The defense currently popular with the government and its allies is to equate these things with historical “discrimination.” For example, laws against contraception and abortion are considered “discriminating” against women. Laws defining marriage as existing only between one man and one woman are labelled as discriminating against people with same sex attraction. The assumption is supposed to be proven, but the fact is people assume it is proof. (Begging the Question Fallacy).

Ultimately, what the government does is to constantly redefine things in order to place something they dislike under the categories of “discrimination,” “establishment clause,” or “equal protection clause” in order to prevent them from being enforced.

What was once recognized as freedom under the First Amendment is now called “discrimination.” This is not because we have become more enlightened (begging the question again), but because it is a convenient way to negate a law the government dislikes without using the legal process to change a law.

Another tactic is the slippery slope fallacy. It is alleged that without the government and the courts overseeing religion, we’re opening the doors for the rise of sharia law or human sacrifice. But that’s asinine. The American concept of the freedom of religion has never recognized the right of a religion to actively harm another person. Nor have the advocates of religious freedom ever advocated such a thing. Catholic bishops condemn abortion—but they also condemn the murder of the abortionist.

Scare tactics like that make no sense. It’s wrong for Person A from Religion B to murder another person, so it’s wrong for person A to oppose contraception and abortion?

If anything, it’s government that is behaving in a coercive way. Imposing support for anti-Christian values against the will of the Christian citizen is merely a bloodless version of something like ISIS is doing in the Middle East. Go along or be targeted—by law or by bullying in our case. I don’t use this image insensitive of the suffering of the Middle East. Rather I am pointing out that, regardless of whether one uses law or terror to impose a position, one is actively forcing believers to do what they believe is wrong (which is quite different from forcing everybody to do what a religion wants).

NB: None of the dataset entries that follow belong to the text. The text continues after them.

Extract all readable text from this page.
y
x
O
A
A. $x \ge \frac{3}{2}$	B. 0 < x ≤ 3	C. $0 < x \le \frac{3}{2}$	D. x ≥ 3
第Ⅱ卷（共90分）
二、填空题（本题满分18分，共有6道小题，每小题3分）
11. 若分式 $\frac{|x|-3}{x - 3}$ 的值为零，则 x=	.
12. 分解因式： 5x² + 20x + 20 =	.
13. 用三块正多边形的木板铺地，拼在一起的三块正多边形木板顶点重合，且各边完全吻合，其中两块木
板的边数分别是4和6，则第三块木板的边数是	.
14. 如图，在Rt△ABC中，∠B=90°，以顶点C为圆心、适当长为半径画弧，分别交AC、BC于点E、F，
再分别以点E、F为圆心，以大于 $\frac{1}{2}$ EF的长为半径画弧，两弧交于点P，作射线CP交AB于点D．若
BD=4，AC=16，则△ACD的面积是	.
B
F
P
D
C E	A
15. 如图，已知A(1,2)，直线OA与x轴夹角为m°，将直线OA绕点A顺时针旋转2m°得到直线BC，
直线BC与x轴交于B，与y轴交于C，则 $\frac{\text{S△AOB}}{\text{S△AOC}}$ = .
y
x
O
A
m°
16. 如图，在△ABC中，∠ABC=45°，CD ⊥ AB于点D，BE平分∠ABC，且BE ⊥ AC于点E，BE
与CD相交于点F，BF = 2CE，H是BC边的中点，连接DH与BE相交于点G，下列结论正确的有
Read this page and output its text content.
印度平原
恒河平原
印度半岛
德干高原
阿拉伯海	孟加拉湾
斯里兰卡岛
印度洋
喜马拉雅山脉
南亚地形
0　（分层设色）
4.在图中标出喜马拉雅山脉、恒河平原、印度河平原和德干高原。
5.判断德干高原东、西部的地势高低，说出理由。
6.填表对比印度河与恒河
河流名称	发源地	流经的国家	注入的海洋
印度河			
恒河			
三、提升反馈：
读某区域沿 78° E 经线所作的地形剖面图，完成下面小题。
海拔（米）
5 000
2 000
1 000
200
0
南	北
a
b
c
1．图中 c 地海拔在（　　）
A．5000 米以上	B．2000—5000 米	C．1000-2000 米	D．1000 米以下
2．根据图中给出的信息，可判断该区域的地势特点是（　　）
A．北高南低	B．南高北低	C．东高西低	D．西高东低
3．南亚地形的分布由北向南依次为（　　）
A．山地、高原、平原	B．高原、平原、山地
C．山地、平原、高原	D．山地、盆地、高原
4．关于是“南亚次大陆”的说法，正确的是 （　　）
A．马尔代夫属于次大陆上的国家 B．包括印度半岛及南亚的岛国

It is a violation of religious freedom

So ultimately, we have to beware the government because the government changes the meaning of words (fallacy of redefining). When it changes the definitions of words and legal terms, such as “religious freedom” and “marriage,” it does so to vilify the opponent or to promote its own agenda. The danger is, when we allow the government to do such things, it can easily change anything it wants. The only defense is to hold it to the true definition every time.